パパの足もとにまとわりついている、白くてちいさなかたまり。
何? 目をこらして見る。にゃああと、甘ったれた鳴き声。
スバル。スバルだ。
……連れて行くって、どこへ?
目が覚めると、しんとした静寂と、窓の外からさしこむ白いひかりがあたしをつつんでいた。ゆっくりとからだを起こす。空気がつめたい。ゆうべからものすごく冷え込んでいたのだ。
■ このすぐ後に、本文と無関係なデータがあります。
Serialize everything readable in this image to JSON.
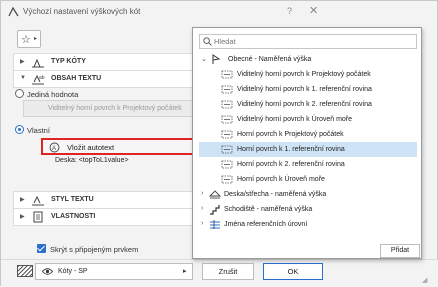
{
  "window": {
    "title": "Výchozí nastavení výškových kót",
    "help_label": "?",
    "close_label": "✕"
  },
  "sections": {
    "type": "TYP KÓTY",
    "text_content": "OBSAH TEXTU",
    "text_style": "STYL TEXTU",
    "properties": "VLASTNOSTI"
  },
  "text_content": {
    "single_value_label": "Jediná hodnota",
    "single_value_field": "Viditelný horní povrch k Projektový počátek",
    "custom_label": "Vlastní",
    "insert_autotext_label": "Vložit autotext",
    "field_text": "Deska: <topToL1value>"
  },
  "options": {
    "hide_with_element_label": "Skrýt s připojeným prvkem"
  },
  "footer": {
    "layer_name": "Kóty - SP",
    "cancel_label": "Zrušit",
    "ok_label": "OK"
  },
  "popup": {
    "search_placeholder": "Hledat",
    "add_label": "Přidat",
    "items": [
      {
        "label": "Obecné - Naměřená výška",
        "level": 0,
        "expanded": true,
        "icon": "general-elevation-icon"
      },
      {
        "label": "Viditelný horní povrch k Projektový počátek",
        "level": 1,
        "icon": "autotext-field-icon"
      },
      {
        "label": "Viditelný horní povrch k 1. referenční rovina",
        "level": 1,
        "icon": "autotext-field-icon"
      },
      {
        "label": "Viditelný horní povrch k 2. referenční rovina",
        "level": 1,
        "icon": "autotext-field-icon"
      },
      {
        "label": "Viditelný horní povrch k Úroveň moře",
        "level": 1,
        "icon": "autotext-field-icon"
      },
      {
        "label": "Horní povrch k Projektový počátek",
        "level": 1,
        "icon": "autotext-field-icon"
      },
      {
        "label": "Horní povrch k 1. referenční rovina",
        "level": 1,
        "icon": "autotext-field-icon",
        "selected": true
      },
      {
        "label": "Horní povrch k 2. referenční rovina",
        "level": 1,
        "icon": "autotext-field-icon"
      },
      {
        "label": "Horní povrch k Úroveň moře",
        "level": 1,
        "icon": "autotext-field-icon"
      },
      {
        "label": "Deska/střecha - naměřená výška",
        "level": 0,
        "icon": "slab-roof-icon"
      },
      {
        "label": "Schodiště - naměřená výška",
        "level": 0,
        "icon": "stair-icon"
      },
      {
        "label": "Jména referenčních úrovní",
        "level": 0,
        "icon": "reference-level-icon"
      }
    ]
  },
  "colors": {
    "accent": "#2b6fcf",
    "highlight": "#e02424",
    "selection": "#cfe3f7"
  }
}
天気予報では、この冬いちばんの寒波がおとずれる、と言っていた。まさか。
カーディガンを羽織って立ち上がり、カーテンを開ける。と、白銀のかがやきが目にささった。世界が一変している。やっぱり。雪だ。
椿の濃いみどりの葉のうえにも、小さな庭のこげ茶色の地面の上にも、近所の家々の屋根のうえにも、うすい綿みたいな雪が積もっている。朝のまあたらしいひかりが降り注いで、あたりいちめん銀のつぶがきらきら跳ねている。
反射的に家を飛び出し、それからはたと気づいて引き返し、ジーンズとニットに着替えた。あたたかいこの街での雪はとてもはかなくて、急がないと午後にはびしゃびしゃに溶けてしまう。急がないと、消えてなくなっちゃう。消えて……。
スバル。あたしはさっきまで見ていた夢のことを思い出した。嫌な予感がする。雪がふってはしゃいだ気持ちが急速に萎えていく。
キッチンにも、ダイニングにもだれもいない。カチコチと、時計の秒針の音だけが、静寂のなかでひびいている。いま……八時、半。
テーブルの上に、あたしのお茶碗と汁椀が伏せて置いてある。それから、卵焼きや佃煮ののったお皿。その横に、ママからの置き手紙。チラシの裏に、鉛筆でなぐりがき。
「冬休みだからってだらだらしないように。ちゃんと勉強もしなさい」
わかってるよ、まったく。いらいらする。
まるめてゴミ箱に投げ込もうとして、ふと気づく。何かを書いて消したあとがあるんだ。
すこし眺めて、やっぱりあたしはその紙をまるめて捨てた。